The problem with this idea is that birds and mammals are large, highly mobile creatures, like us. Although we tend to admire creatures that are most like us, in some ways they are the worst indicators for local conditions. After all, what tells you more about your backyard-a fly that never strays farther than one meter from the dead mushroom it was reared from, or the red tailed hawk that soars across half the basin in the afternoon? Small creatures give us information on a finer level than the large ones do. Insects like phorid flies have faster generation times as well. That red tail may be five years old, but you know that fly hatched within the last year, and represents conditions that occurred this year only.
Finally, insects give us an incredible amount of knowledge because there are so many of them.
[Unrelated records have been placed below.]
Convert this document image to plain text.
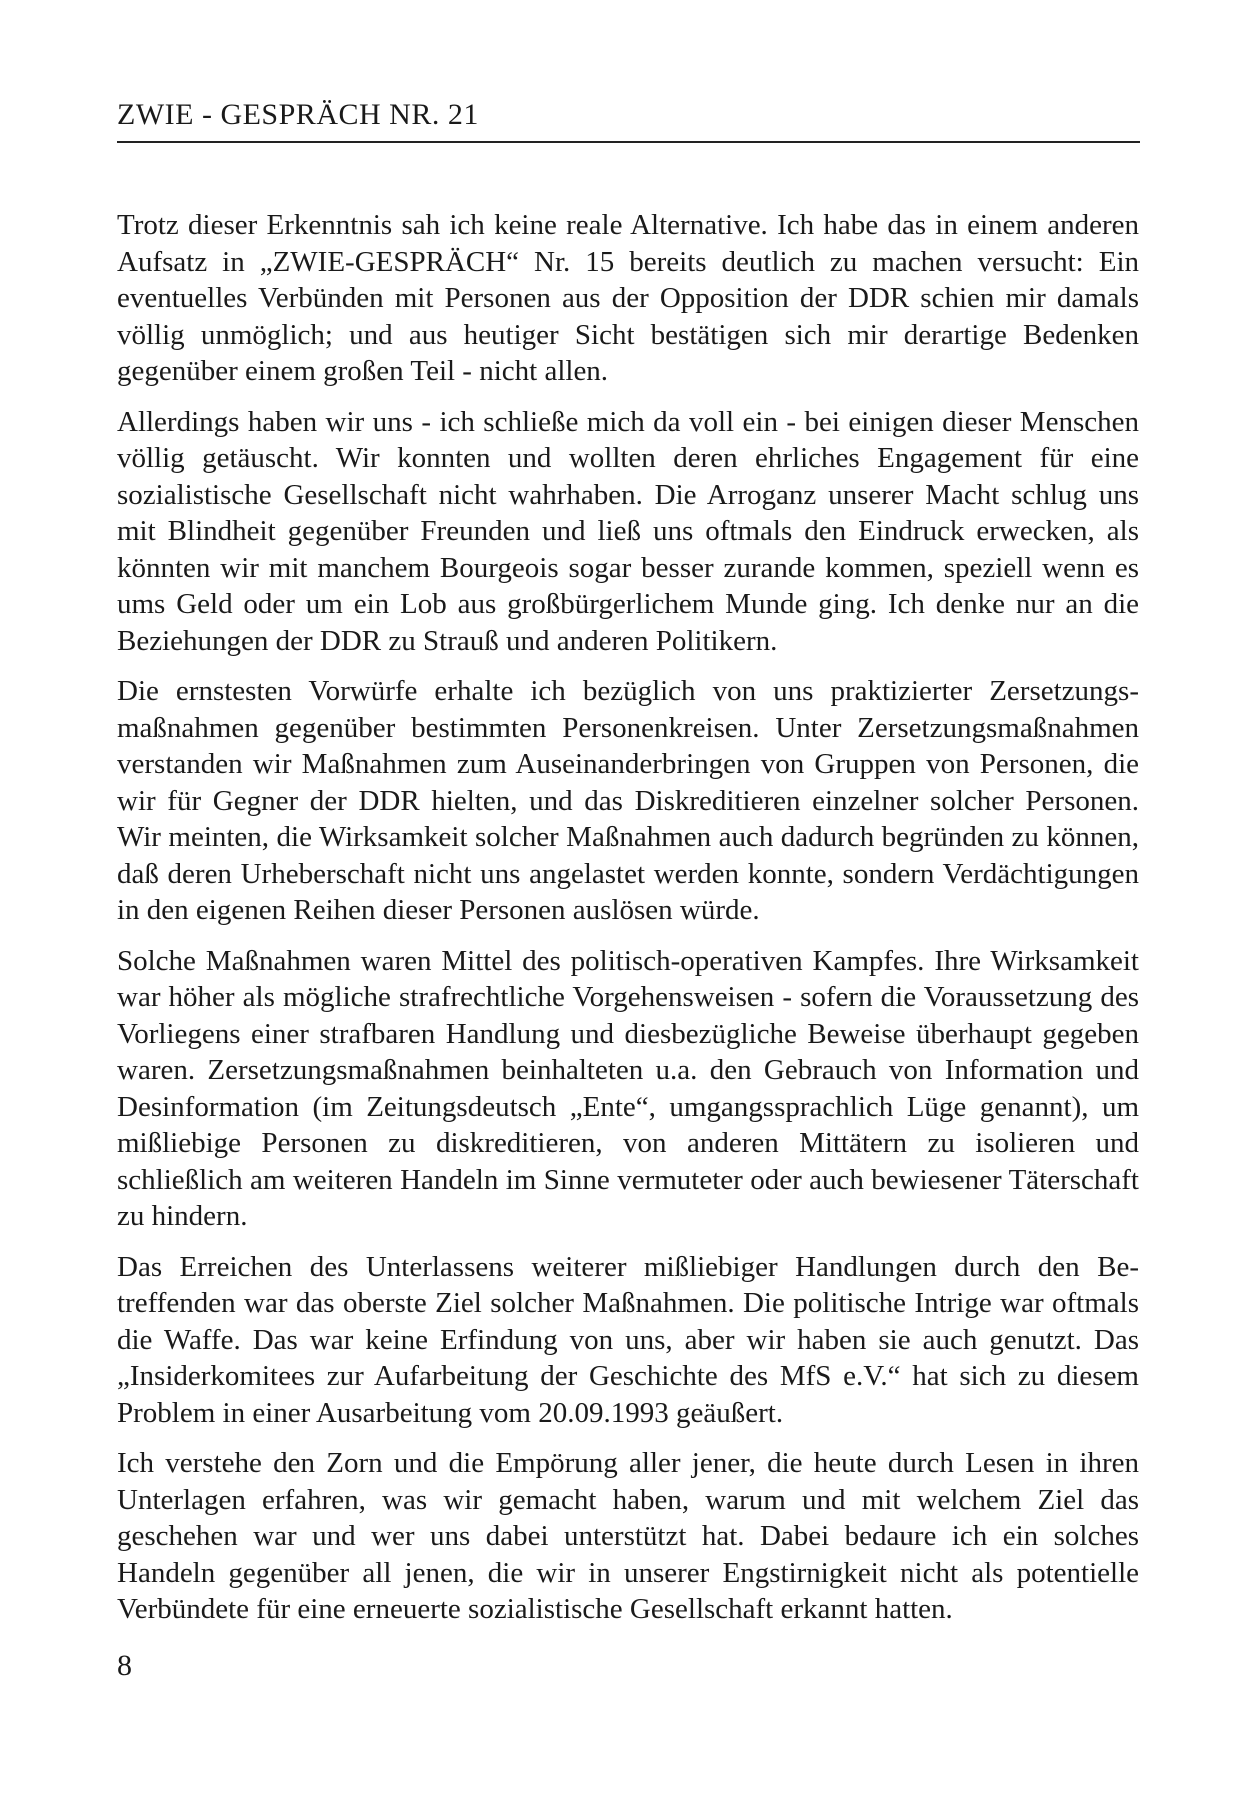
ZWIE - GESPRÄCH NR. 21

Trotz dieser Erkenntnis sah ich keine reale Alternative. Ich habe das in einem anderen Aufsatz in „ZWIE-GESPRÄCH“ Nr. 15 bereits deutlich zu machen versucht: Ein eventuelles Verbünden mit Personen aus der Opposition der DDR schien mir damals völlig unmöglich; und aus heutiger Sicht bestätigen sich mir derartige Bedenken gegenüber einem großen Teil - nicht allen.

Allerdings haben wir uns - ich schließe mich da voll ein - bei einigen dieser Menschen völlig getäuscht. Wir konnten und wollten deren ehrliches Engagement für eine sozialistische Gesellschaft nicht wahrhaben. Die Arroganz unserer Macht schlug uns mit Blindheit gegenüber Freunden und ließ uns oftmals den Eindruck erwecken, als könnten wir mit manchem Bourgeois sogar besser zurande kommen, speziell wenn es ums Geld oder um ein Lob aus großbürgerlichem Munde ging. Ich denke nur an die Beziehungen der DDR zu Strauß und anderen Politikern.

Die ernstesten Vorwürfe erhalte ich bezüglich von uns praktizierter Zersetzungsmaßnahmen gegenüber bestimmten Personenkreisen. Unter Zersetzungsmaßnahmen verstanden wir Maßnahmen zum Auseinanderbringen von Gruppen von Personen, die wir für Gegner der DDR hielten, und das Diskreditieren einzelner solcher Personen. Wir meinten, die Wirksamkeit solcher Maßnahmen auch dadurch begründen zu können, daß deren Urheberschaft nicht uns angelastet werden konnte, sondern Verdächtigungen in den eigenen Reihen dieser Personen auslösen würde.

Solche Maßnahmen waren Mittel des politisch-operativen Kampfes. Ihre Wirksamkeit war höher als mögliche strafrechtliche Vorgehensweisen - sofern die Voraussetzung des Vorliegens einer strafbaren Handlung und diesbezügliche Beweise überhaupt gegeben waren. Zersetzungsmaßnahmen beinhalteten u.a. den Gebrauch von Information und Desinformation (im Zeitungsdeutsch „Ente“, umgangssprachlich Lüge genannt), um mißliebige Personen zu diskreditieren, von anderen Mittätern zu isolieren und schließlich am weiteren Handeln im Sinne vermuteter oder auch bewiesener Täterschaft zu hindern.

Das Erreichen des Unterlassens weiterer mißliebiger Handlungen durch den Betreffenden war das oberste Ziel solcher Maßnahmen. Die politische Intrige war oftmals die Waffe. Das war keine Erfindung von uns, aber wir haben sie auch genutzt. Das „Insiderkomitees zur Aufarbeitung der Geschichte des MfS e.V.“ hat sich zu diesem Problem in einer Ausarbeitung vom 20.09.1993 geäußert.

Ich verstehe den Zorn und die Empörung aller jener, die heute durch Lesen in ihren Unterlagen erfahren, was wir gemacht haben, warum und mit welchem Ziel das geschehen war und wer uns dabei unterstützt hat. Dabei bedaure ich ein solches Handeln gegenüber all jenen, die wir in unserer Engstirnigkeit nicht als potentielle Verbündete für eine erneuerte sozialistische Gesellschaft erkannt hatten.

8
In the book Insects of the L.A. Basin, Charles Hogue estimated that there were 2-to-3000 species of insects in Los Angeles. By studying phorid flies in detail, we know now that Charlie was way off. Here we can do the math: our study has found about 100 species of phorid flies in Los Angeles. Flies make up about 16% of the worlds insect biodiversity, and phorids make up about 1/40 fly species worldwide. We know that phorids are incredibly more diverse than one in 40, however, so let’s say one in 20 (.05). One hundred local species equals .05 of the 16% of insects that are Diptera, so 100 equals .05×16% of “x” (the total number of insect species). This calculates out to the staggering 12,500 species of insects in Los Angeles, most of which are probably not described! That means there are legions of tiny beetles, wasps, gall midges, and other unassuming creatures sharing our city, going about their business, maintaining the environment. It is our own private army of ecosystem service providers. Oh, and by the way, phorid flies are incredibly cool. All images by Kelsey Bailey.